Ce film avait déjà l’air alléchant au vue des premières images, de sa bande annonce qui ne dévoilait presque rien, et de l’expérience du réalisateur Bong Joon-ho, créateur de films qui ne laissent jamais indemne, que ce soit le terrible Mother, l’étonnant Snowpiercer ou encore le poétique Okja. Mais lorsque ce dernier reçut en prime, la palme d’or de Cannes, ( devant la réalisation de Tarantino qui a pourtant l’air d’avoir mis le paquet ! ), il est devenu le sujet central de mes questionnements. Et je n’ai pas été déçu !

Le film commence sur une note douce-amère, un portrait de famille (les Ki-Taek) vivant dans la misère, mais qui reste unie face aux difficultés. A l’opposé, se dressera une autre famille, richissime (les Park), que ces derniers tenteront de « parasiter ».

La première partie du film pourrait s’apparenter à une comédie satirique, mais qui dépasse déja largement ce que les productions françaises voire américaines ont l’habitude de nous proposer. L’opposition des deux familles est sublimée par la mise en scène parfaite de B-J-H : chaque détail est à sa place, rien n’est de trop, et chaque scène est un véritable tableau, pourtant éblouissant de simplicité. Cette première partie, vraiment très agréable à regarder, et que l’on partage avec la salle entière sur des scènes parfois drôles, parfois touchantes, bascule alors brusquement dans un thriller psychologique d’une grande ampleur.

Et l’on est alors plongé dans le film, si bien que, malgré une salle comble, on ne peut décrocher son regard de l’écran, et on ne peut prononcer un seul mot tant que le dénouement ne s’est pas dévoilé. Une partie donc éprouvante, qui joue sur nos nerfs mais qui, en plus de la mise en scène toujours impeccable, dévoile le talent de tout les acteurs, qui sont indéniablement guidés par B-J-H qui tire les ficelles, et qui ne nous laisse jamais entrevoir la prochaine scène, et encore moins la fin.

Une œuvre qui me rappellerait presque celles de « Stephen King », le paranormal en moins, dans sa construction et dans sa justesse. A la fois terrifiant, drôle, touchant, et dérangeant, le film se termine comme il a commencé, sur une note douce amère, qui aurait pu rater mais qui reste tout simplement sublime.
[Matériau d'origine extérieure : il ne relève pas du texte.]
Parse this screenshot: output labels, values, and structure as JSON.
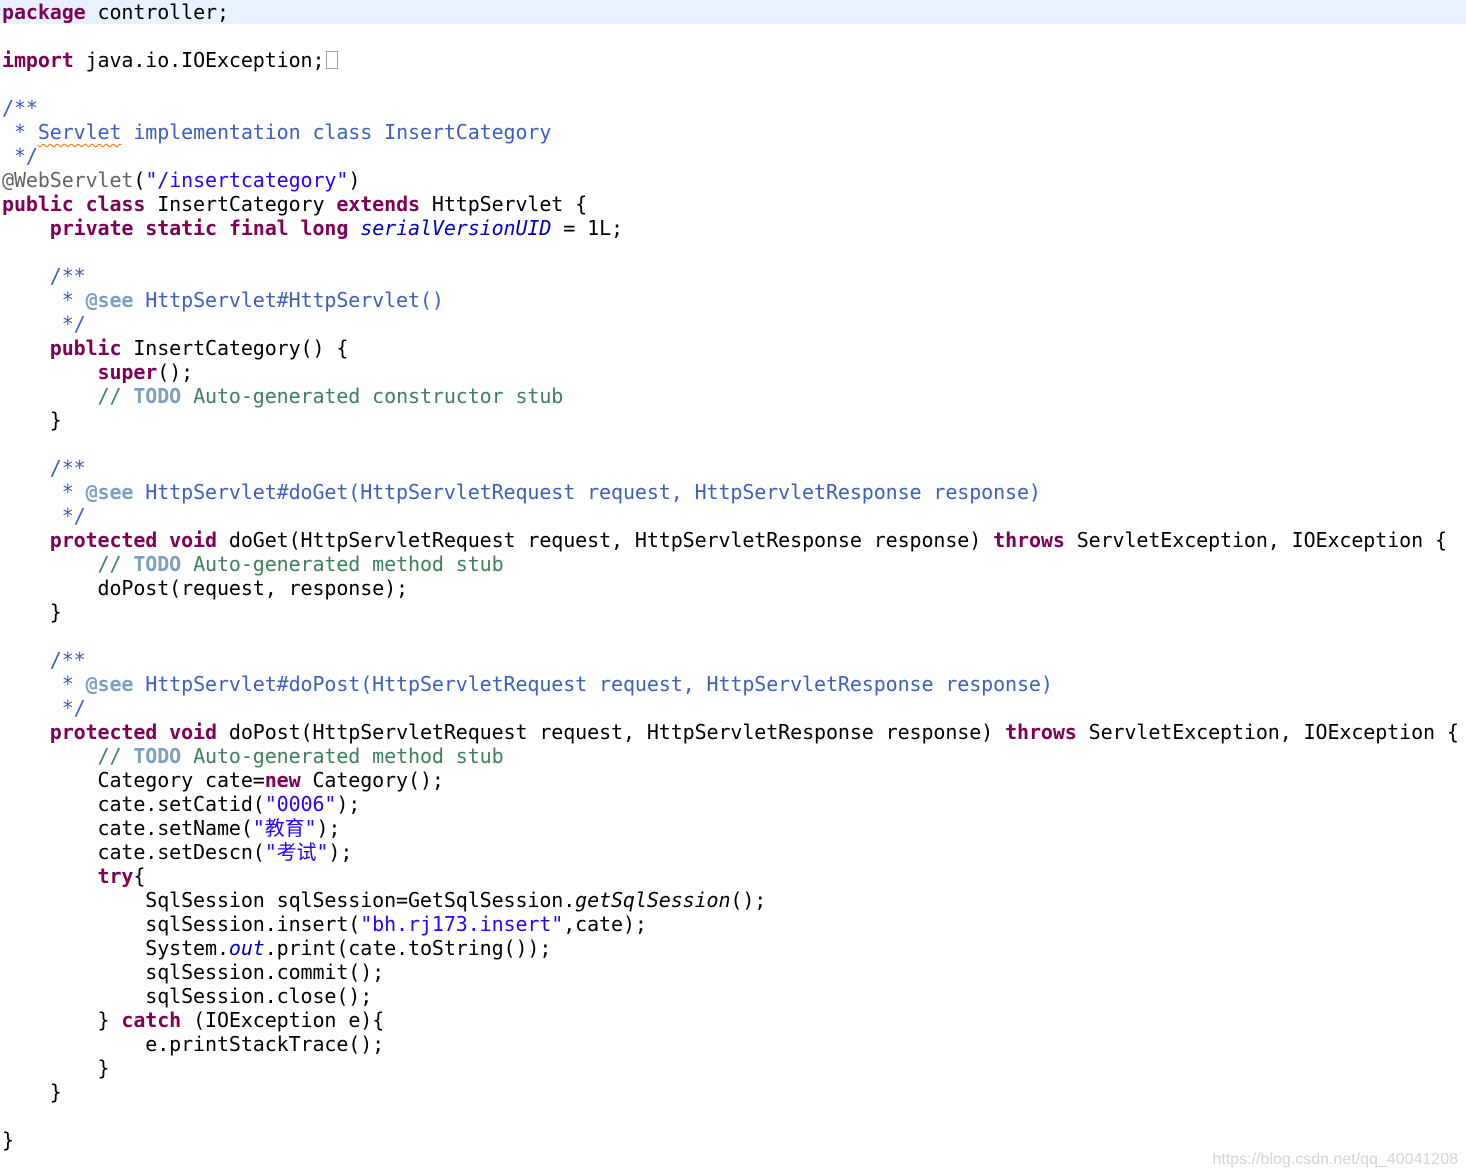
{
  "editor": {
    "line1": {
      "kw": "package",
      "rest": " controller;"
    },
    "line3": {
      "kw": "import",
      "rest": " java.io.IOException;"
    },
    "line5": "/**",
    "line6": {
      "pre": " * ",
      "sq": "Servlet",
      "rest": " implementation class InsertCategory"
    },
    "line7": " */",
    "line8": {
      "ann": "@WebServlet",
      "p1": "(",
      "str": "\"/insertcategory\"",
      "p2": ")"
    },
    "line9": {
      "kw1": "public class",
      "t1": " InsertCategory ",
      "kw2": "extends",
      "t2": " HttpServlet {"
    },
    "line10": {
      "ind": "    ",
      "kw": "private static final long",
      "sp": " ",
      "field": "serialVersionUID",
      "rest": " = 1L;"
    },
    "line12": "    /**",
    "line13": {
      "pre": "     * ",
      "tag": "@see",
      "rest": " HttpServlet#HttpServlet()"
    },
    "line14": "     */",
    "line15": {
      "ind": "    ",
      "kw": "public",
      "rest": " InsertCategory() {"
    },
    "line16": {
      "ind": "        ",
      "kw": "super",
      "rest": "();"
    },
    "line17": {
      "ind": "        ",
      "c1": "// ",
      "todo": "TODO",
      "c2": " Auto-generated constructor stub"
    },
    "line18": "    }",
    "line20": "    /**",
    "line21": {
      "pre": "     * ",
      "tag": "@see",
      "rest": " HttpServlet#doGet(HttpServletRequest request, HttpServletResponse response)"
    },
    "line22": "     */",
    "line23": {
      "ind": "    ",
      "kw1": "protected void",
      "t1": " doGet(HttpServletRequest request, HttpServletResponse response) ",
      "kw2": "throws",
      "t2": " ServletException, IOException {"
    },
    "line24": {
      "ind": "        ",
      "c1": "// ",
      "todo": "TODO",
      "c2": " Auto-generated method stub"
    },
    "line25": "        doPost(request, response);",
    "line26": "    }",
    "line28": "    /**",
    "line29": {
      "pre": "     * ",
      "tag": "@see",
      "rest": " HttpServlet#doPost(HttpServletRequest request, HttpServletResponse response)"
    },
    "line30": "     */",
    "line31": {
      "ind": "    ",
      "kw1": "protected void",
      "t1": " doPost(HttpServletRequest request, HttpServletResponse response) ",
      "kw2": "throws",
      "t2": " ServletException, IOException {"
    },
    "line32": {
      "ind": "        ",
      "c1": "// ",
      "todo": "TODO",
      "c2": " Auto-generated method stub"
    },
    "line33": {
      "pre": "        Category cate=",
      "kw": "new",
      "rest": " Category();"
    },
    "line34": {
      "pre": "        cate.setCatid(",
      "str": "\"0006\"",
      "rest": ");"
    },
    "line35": {
      "pre": "        cate.setName(",
      "str": "\"教育\"",
      "rest": ");"
    },
    "line36": {
      "pre": "        cate.setDescn(",
      "str": "\"考试\"",
      "rest": ");"
    },
    "line37": {
      "ind": "        ",
      "kw": "try",
      "rest": "{"
    },
    "line38": {
      "pre": "            SqlSession sqlSession=GetSqlSession.",
      "it": "getSqlSession",
      "rest": "();"
    },
    "line39": {
      "pre": "            sqlSession.insert(",
      "str": "\"bh.rj173.insert\"",
      "rest": ",cate);"
    },
    "line40": {
      "pre": "            System.",
      "field": "out",
      "rest": ".print(cate.toString());"
    },
    "line41": "            sqlSession.commit();",
    "line42": "            sqlSession.close();",
    "line43": {
      "pre": "        } ",
      "kw": "catch",
      "rest": " (IOException e){"
    },
    "line44": "            e.printStackTrace();",
    "line45": "        }",
    "line46": "    }",
    "line48": "}"
  },
  "watermark": "https://blog.csdn.net/qq_40041208"
}
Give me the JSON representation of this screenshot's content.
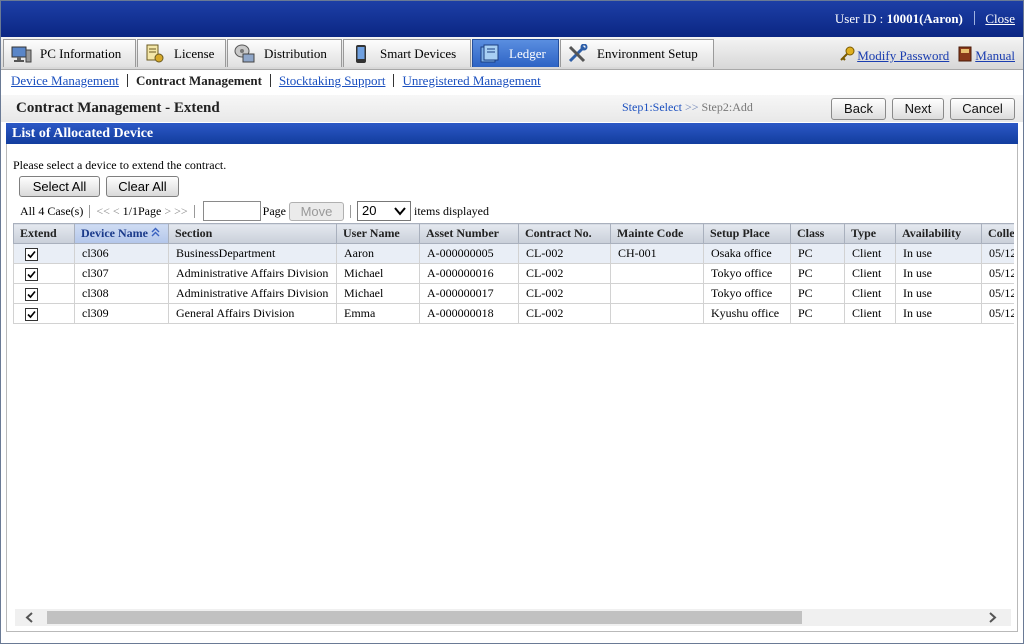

Nous pourrions continuer, en énumérant toutes les trouvailles du réalisateur ( la «  métaphore » filée de la pierre, le fils qui rappellera indéniablement Danny de Shining par son comportement, ou encore « l’intrusion » finale qui ferait presque écho à l’intrusion de l’Homme Blanc en territoire amérindien), mais nous n’écrivons pas là un livre, simplement une critique, ou plutôt, une éloge dans ce cas.